We were thrilled this week to read Quietus Editor John Doran’s thoughts on Tariq Goddard‘s latest novel, High John the Conqueror, which is out in November.
“Pornography by The Cure is the ultimate brown acid album; the magic mirror from Hans Christian Andersen’s The Snow Queen, held up to the idea of the 60s & the summer of love: all optimism, joy, energy and compassion foreclosed only nihilism, horror & collapse ahead. Disintegration by The Cure is a stately review of the wreckage, which ironically, suggests an attempt at reintegration, though there has been too much decimation for this to work. Both albums are powered by total immersion in LSD, the powerful hallucinogen which (arguably) constituted humanity’s last roll of the dice in terms of us achieving a powerful, wide-ranging and effective consciousness shift, and are soaked in the sense that we are too late. The disaster has already happened. Both albums provide some unique structure to Tariq Goddard’s latest thrilling novel, set in a significant 2016, which (I believe to be) a psychedelic, philosophical, political police procedural black comedy in a wider, solidly weird fiction universe.
The book is split into chapters such as Plainsong and The Hanging Garden and opens with the first line of one of the greatest songs ever recorded: “It doesn’t matter if we all die.” It’s uttered by Iggy, a Wiltshire waster who lives in his auntie’s caravan among the wreckage of a never ending ‘last night’ and a wank sock he pretends is Wonder Woman’s vigorously pumping fist. Iggy is the first ‘misper’ or missing person we learn of but there have been more; but who or what is the culprit? A serial killer? Drugs? Occult goings on?

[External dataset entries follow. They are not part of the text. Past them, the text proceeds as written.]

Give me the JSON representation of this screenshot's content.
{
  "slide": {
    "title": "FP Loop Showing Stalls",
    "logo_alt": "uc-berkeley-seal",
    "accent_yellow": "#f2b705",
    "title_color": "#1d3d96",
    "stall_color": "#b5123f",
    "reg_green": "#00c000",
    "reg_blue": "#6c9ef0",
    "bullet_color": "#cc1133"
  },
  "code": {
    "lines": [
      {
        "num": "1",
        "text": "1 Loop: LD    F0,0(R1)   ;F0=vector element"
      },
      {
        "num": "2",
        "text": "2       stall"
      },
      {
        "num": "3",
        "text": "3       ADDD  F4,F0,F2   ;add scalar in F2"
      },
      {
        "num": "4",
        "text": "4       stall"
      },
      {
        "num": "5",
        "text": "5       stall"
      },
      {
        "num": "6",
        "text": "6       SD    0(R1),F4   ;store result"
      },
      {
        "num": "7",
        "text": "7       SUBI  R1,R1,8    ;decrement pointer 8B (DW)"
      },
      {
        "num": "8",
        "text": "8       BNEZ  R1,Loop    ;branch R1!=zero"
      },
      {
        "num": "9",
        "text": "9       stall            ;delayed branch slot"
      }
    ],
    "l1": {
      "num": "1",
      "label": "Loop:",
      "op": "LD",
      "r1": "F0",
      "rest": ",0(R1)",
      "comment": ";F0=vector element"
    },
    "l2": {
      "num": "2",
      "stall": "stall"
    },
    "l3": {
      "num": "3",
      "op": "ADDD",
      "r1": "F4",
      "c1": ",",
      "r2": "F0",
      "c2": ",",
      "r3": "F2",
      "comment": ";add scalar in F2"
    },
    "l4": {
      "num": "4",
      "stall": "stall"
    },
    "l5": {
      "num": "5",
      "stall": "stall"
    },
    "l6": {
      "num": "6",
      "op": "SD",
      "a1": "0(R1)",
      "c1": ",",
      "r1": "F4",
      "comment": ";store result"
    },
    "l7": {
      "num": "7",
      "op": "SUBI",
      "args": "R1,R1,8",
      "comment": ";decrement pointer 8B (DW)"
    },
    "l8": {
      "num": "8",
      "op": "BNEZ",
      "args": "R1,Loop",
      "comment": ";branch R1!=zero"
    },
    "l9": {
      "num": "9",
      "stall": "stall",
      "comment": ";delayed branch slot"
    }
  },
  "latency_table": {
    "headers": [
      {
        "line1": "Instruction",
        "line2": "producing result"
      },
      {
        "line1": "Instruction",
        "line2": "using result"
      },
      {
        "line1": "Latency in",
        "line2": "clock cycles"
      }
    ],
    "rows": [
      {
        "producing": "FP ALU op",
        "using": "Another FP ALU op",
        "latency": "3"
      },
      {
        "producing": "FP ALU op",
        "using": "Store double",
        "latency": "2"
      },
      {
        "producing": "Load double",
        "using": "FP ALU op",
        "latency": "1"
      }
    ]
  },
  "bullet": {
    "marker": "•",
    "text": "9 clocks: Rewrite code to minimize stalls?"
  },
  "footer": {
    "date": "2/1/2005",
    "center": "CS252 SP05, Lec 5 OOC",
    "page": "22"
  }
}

The missing are among society’s least valued – the young feral underclass and burdensome OAPs – and the Wiltshire constabulary have an upcoming visit by the Queen to contend with but a pair of (relatively) idealistic detectives, DCI Terry Balance and DCI Tamla Sioux will not let it go and pull on the threads until the reveal.
Assuming you have the taste for a lot of West Country police banter, this book is brilliant and crackles with wit, invention and insight. The title alludes to the African folk hero John de Conqeror, John the Conqueroo, a visionary root, in Voodoo practice, leading to the not unreasonable shorthand: this is the Wiltshire/Hampshire borders’ True Detective. Various strands of post punk (and industrial and goth) hover in the background but the real touchpoint probably isn’t by The Cure at all but is Spectre Vs. Rector by The Fall.
Goddard can see the great gyres of time turning slowly & sense mass shifts in consciousness repeating first as tragedy then as farce, and then again, most recently, as pure eschatalogical nihilism. Except it’s funnier than I’m making it sound. It’s true that this novel ticks most of my boxes but you should still take this as the hardest of hard recommends anyway.”
—John Doran is Editor of The Quietus.